SALAH satu tugas hakim tindak pidana korupsi (tipikor) ialah memperkuat sistem pembentukan efek jera dengan menetapkan vonis yang membuat calon koruptor takut mencuri. Hakim di domain ini semestinya ialah mereka yang kejam terhadap koruptor, melalui penetapan vonis maksimal dari tuntutan hukuman yang diajukan jaksa.
Akan tetapi, kita kerap dihadapkan pada fakta adanya hakim yang justru gemar membebaskan terdakwa kasus korupsi, alih-alih menghukum berat. Janner Purba dan Toton, dua hakim tipikor di Pengadilan Tinggi Bengkulu, termasuk di antara hakim-hakim semacam itu.
Janner dan Toton dibekuk petugas Komisi Pemberantasan Korupsi (KPK) saat menerima suap Rp650 juta, awal pekan ini.
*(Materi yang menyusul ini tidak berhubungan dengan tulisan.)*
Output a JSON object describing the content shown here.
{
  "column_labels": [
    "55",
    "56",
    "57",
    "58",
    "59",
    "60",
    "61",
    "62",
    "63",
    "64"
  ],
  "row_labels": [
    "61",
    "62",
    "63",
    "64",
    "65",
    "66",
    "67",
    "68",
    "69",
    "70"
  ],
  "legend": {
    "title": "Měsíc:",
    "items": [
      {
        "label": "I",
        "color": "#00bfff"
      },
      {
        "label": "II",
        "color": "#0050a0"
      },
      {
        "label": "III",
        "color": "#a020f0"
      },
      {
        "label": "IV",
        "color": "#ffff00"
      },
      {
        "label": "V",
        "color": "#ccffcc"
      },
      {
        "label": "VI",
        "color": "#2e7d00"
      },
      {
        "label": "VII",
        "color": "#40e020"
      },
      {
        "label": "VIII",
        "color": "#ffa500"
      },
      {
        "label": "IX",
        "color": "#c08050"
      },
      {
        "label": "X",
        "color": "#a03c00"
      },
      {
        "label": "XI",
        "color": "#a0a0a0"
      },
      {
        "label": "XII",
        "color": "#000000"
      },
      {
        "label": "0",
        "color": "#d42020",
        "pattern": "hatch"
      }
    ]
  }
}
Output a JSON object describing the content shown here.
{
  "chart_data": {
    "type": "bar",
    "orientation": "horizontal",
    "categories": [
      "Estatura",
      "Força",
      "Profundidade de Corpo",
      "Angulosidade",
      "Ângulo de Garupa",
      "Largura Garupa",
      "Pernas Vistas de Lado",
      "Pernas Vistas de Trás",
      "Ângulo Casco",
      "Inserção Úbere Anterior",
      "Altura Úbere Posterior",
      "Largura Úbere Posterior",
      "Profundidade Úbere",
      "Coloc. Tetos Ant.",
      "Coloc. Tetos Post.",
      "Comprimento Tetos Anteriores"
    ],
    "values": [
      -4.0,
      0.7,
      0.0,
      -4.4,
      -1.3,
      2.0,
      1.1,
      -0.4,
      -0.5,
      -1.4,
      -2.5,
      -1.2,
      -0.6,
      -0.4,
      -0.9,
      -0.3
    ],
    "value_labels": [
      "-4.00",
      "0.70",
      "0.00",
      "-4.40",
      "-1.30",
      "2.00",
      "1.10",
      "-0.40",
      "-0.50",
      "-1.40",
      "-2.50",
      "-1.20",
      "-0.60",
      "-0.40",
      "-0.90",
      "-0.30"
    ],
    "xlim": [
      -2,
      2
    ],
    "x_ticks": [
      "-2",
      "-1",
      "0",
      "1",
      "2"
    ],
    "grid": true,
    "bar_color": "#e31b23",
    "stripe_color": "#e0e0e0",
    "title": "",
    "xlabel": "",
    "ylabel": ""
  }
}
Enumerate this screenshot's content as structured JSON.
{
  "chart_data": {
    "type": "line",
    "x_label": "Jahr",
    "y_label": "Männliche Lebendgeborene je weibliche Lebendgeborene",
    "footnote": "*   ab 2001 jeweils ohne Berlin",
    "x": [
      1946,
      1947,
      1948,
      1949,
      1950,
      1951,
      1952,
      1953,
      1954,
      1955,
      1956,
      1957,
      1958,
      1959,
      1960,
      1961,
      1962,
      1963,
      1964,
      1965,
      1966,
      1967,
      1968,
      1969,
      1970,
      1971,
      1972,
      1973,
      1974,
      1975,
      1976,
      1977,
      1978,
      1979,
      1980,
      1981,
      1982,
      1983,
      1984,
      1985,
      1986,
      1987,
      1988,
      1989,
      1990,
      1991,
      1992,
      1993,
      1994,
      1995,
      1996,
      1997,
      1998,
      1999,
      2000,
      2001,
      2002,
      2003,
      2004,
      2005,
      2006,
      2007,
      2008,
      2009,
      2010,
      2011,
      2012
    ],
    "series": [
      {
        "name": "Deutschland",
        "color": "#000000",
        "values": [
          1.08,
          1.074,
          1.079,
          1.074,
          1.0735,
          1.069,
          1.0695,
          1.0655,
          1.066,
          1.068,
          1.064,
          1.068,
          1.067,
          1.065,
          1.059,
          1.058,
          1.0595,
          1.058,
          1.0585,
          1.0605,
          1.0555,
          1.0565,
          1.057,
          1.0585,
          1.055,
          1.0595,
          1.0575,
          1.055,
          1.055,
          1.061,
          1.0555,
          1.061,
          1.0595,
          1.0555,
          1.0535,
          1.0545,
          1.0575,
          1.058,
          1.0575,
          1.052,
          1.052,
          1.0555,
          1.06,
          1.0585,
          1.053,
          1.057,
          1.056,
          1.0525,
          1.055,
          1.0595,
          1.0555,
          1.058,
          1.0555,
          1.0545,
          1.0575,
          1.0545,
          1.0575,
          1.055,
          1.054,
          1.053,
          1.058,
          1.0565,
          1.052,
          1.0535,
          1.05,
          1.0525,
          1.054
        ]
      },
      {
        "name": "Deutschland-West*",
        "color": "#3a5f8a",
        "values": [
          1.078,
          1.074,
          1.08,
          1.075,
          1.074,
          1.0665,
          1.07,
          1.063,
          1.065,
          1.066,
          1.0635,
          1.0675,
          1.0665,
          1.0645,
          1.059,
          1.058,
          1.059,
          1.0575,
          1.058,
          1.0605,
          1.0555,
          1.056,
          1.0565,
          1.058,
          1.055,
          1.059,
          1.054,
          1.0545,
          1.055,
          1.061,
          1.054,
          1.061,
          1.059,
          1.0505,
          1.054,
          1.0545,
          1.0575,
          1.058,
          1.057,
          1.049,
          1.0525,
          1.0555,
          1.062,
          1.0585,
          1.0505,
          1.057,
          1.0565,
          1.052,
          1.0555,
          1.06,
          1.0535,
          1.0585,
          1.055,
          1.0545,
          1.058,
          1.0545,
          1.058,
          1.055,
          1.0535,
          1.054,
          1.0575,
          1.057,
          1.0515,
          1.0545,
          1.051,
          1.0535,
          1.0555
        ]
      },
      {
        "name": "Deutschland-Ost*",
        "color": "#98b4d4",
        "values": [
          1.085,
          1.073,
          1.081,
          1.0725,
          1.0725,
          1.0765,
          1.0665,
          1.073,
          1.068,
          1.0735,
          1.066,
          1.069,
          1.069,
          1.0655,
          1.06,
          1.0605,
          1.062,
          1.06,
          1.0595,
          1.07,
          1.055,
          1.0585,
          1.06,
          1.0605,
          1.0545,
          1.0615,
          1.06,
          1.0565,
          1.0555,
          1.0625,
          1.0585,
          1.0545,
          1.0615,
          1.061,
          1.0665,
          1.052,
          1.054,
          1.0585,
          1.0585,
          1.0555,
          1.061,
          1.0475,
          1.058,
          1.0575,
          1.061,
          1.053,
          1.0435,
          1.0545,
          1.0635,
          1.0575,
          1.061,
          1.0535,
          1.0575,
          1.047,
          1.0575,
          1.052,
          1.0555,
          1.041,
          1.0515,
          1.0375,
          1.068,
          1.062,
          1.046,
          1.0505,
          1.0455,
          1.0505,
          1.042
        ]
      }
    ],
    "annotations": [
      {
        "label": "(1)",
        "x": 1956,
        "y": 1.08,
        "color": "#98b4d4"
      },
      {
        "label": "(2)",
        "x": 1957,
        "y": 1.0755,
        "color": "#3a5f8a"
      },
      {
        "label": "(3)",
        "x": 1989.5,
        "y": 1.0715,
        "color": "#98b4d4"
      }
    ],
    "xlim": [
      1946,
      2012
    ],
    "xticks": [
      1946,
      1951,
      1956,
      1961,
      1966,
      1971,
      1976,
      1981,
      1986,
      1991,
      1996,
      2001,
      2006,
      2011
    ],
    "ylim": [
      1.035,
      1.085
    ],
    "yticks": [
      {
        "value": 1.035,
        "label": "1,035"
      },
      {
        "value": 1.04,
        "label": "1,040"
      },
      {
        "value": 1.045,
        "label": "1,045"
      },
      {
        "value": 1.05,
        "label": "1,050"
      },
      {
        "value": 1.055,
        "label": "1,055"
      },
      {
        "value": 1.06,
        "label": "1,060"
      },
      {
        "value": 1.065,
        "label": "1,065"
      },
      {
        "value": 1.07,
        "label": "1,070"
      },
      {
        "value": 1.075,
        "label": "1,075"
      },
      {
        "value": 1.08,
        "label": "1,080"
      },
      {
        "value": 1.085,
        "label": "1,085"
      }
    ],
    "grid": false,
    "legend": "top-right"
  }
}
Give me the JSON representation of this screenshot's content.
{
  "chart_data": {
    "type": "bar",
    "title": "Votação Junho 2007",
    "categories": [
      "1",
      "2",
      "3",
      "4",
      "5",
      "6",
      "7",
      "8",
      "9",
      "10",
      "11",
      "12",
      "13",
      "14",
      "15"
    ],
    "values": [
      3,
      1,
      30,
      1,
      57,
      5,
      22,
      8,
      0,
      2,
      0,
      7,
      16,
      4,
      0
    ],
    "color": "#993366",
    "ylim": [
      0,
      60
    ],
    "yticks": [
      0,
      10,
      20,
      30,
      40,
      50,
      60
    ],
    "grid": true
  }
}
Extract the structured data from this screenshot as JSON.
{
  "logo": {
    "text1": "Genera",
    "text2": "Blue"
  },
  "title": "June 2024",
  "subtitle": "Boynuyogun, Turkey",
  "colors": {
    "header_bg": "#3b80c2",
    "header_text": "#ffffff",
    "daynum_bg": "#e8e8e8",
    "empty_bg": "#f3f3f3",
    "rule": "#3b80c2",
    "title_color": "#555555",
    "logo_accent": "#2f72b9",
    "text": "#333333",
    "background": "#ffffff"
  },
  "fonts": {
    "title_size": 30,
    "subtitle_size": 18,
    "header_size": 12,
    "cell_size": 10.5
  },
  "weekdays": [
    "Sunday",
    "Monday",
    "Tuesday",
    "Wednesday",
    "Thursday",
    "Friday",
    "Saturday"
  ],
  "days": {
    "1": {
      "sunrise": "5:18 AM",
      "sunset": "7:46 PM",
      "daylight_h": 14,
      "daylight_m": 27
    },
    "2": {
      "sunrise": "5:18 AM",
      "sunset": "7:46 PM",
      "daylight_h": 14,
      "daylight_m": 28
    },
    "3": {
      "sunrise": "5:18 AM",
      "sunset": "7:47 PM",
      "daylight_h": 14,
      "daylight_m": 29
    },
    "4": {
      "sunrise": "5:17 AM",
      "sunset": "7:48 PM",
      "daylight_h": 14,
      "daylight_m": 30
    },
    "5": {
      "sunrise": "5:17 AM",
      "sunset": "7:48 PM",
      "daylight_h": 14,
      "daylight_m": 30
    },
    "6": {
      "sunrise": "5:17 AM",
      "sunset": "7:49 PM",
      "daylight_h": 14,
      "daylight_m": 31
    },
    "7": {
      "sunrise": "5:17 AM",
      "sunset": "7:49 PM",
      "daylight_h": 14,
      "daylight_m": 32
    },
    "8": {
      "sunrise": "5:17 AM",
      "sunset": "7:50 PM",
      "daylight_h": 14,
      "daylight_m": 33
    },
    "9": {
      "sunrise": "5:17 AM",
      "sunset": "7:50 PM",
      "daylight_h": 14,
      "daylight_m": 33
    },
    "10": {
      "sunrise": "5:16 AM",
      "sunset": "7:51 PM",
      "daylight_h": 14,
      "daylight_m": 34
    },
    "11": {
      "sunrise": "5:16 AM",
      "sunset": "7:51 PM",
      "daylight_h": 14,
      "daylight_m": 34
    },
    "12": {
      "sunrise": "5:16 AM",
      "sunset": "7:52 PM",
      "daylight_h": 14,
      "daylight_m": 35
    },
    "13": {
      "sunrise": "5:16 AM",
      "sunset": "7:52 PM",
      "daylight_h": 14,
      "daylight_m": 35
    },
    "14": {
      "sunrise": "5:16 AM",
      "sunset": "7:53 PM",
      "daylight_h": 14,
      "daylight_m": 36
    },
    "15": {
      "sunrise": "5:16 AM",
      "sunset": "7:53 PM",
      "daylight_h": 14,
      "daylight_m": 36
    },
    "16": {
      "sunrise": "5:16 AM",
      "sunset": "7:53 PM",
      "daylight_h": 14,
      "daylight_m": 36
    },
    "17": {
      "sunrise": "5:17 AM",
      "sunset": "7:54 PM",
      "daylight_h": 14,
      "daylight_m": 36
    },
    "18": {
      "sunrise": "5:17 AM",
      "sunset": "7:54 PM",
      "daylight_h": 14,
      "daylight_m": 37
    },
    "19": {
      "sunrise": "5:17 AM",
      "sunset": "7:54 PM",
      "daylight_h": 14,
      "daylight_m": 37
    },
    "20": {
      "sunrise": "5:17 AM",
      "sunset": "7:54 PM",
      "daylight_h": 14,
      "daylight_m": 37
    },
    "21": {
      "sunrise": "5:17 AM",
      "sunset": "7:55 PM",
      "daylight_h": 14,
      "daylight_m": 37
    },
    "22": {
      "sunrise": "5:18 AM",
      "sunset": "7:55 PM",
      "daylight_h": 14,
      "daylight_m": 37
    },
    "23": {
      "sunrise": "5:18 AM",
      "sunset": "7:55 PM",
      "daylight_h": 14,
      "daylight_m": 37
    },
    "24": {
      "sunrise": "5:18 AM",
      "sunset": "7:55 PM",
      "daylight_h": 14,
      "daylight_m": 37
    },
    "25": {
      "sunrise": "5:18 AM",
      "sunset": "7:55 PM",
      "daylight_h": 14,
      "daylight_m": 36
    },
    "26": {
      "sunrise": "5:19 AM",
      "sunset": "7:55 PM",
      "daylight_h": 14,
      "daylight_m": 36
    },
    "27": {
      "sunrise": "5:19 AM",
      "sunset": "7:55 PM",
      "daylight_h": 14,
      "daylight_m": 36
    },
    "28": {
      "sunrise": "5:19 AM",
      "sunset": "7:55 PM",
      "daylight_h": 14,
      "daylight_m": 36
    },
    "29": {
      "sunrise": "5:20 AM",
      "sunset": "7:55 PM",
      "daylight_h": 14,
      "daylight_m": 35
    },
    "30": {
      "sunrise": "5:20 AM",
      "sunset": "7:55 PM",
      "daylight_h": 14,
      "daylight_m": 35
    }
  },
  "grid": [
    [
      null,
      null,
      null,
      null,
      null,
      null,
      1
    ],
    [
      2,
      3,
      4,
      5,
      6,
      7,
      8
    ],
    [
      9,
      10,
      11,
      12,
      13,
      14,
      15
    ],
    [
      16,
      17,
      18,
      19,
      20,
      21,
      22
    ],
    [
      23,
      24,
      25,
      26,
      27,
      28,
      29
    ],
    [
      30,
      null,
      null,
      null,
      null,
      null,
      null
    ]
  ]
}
Uang itu diterima Janner dan Toton sehari sebelum keduanya memvonis dua terdakwa dalam perkara korupsi. Diduga kuat, uang suap yang diterima Janner dan Toton terkait dengan upaya para terdakwa untuk memengaruhi putusan.
Penangkapan Janner dan Toton, jika melihat rekam jejak mereka, sesungguhnya tidak terlalu mengejutkan. Bahkan, keduanya semestinya sudah ditangkap sejak lama.
Janner dan Toton telah lama dikenal sebagai hakim yang gemar membebaskan koruptor. Hingga sebelum ditangkap, keduanya dilaporkan telah membebaskan 11 terdakwa perkara korupsi dalam berbagai persidangan.
Sebagai Ketua Pengadilan Negeri Kepahiang, Bengkulu, reputasi Janner itu jelas sangat mengenaskan. Janner yang semestinya membuat koruptor ketakutan, justru kerap menggembirakan para pencuri uang negara.
Kita tidak habis pikir, bagaimana mungkin Janner dan Toton dapat melakukan semua modus tercela tersebut. Yang lebih tidak bisa kita pahami ialah mengapa sistem peradilan kita melahirkan hakim-hakim pecundang seperti Janner dan Toton.
Logikanya, hakim-hakim korup dapat terlahir karena dua sebab. Pertama, karena sistem rekrutmen yang buruk. Kedua, karena sistem pembinaannya buruk.
Rekrutmen yang buruk dapat menghasilkan sumber daya hakim berkualitas rendah, baik secara intelektual, profesional, maupun moral. Pembinaan buruk dapat membuat calon hakim yang pada awalnya baik berkembang menjadi hakim yang akhirnya berkualitas rendah.
Kita khawatir banyaknya kasus hakim kita yang nakal ialah karena baik rekrutmen maupun pembinaan, keduanya sama-sama buruk. Karena sistem rekrutmen ataupun pembinaan hakim dan calon hakim berada di bawah otoritas internal Mahkamah Agung (MA), masuk akal pula bila kita menggugat tanggung jawab profesional dan moral lembaga itu dalam menjalankan kedua fungsi tersebut.
Benar, secara eksternal, ada Komisi Yudisial (KY) yang berhak memberikan rekomendasi hukuman terhadap hakim nakal. Akan tetapi, implementasi atas rekomendasi KY tidak selamanya dijalankan MA.
Perang melawan korupsi membutuhkan hakim yang mampu membuat koruptor dan calon koruptor ketakutan. Kita mau sistem rekrutmen dan pembinaan di MA melahirkan hakim-hakim tipikor semacam itu. Bukan hakim-hakim yang bekerja dengan sistem argo untuk mengamankan, menyamankan, dan membahagiakan koruptor.
Karena itu, harus ada perbaikan sistemis dan masif dari hulu di MA. Tanpa itu, yang ada hanya perbaikan tambal sulam, atau malah kamuflase.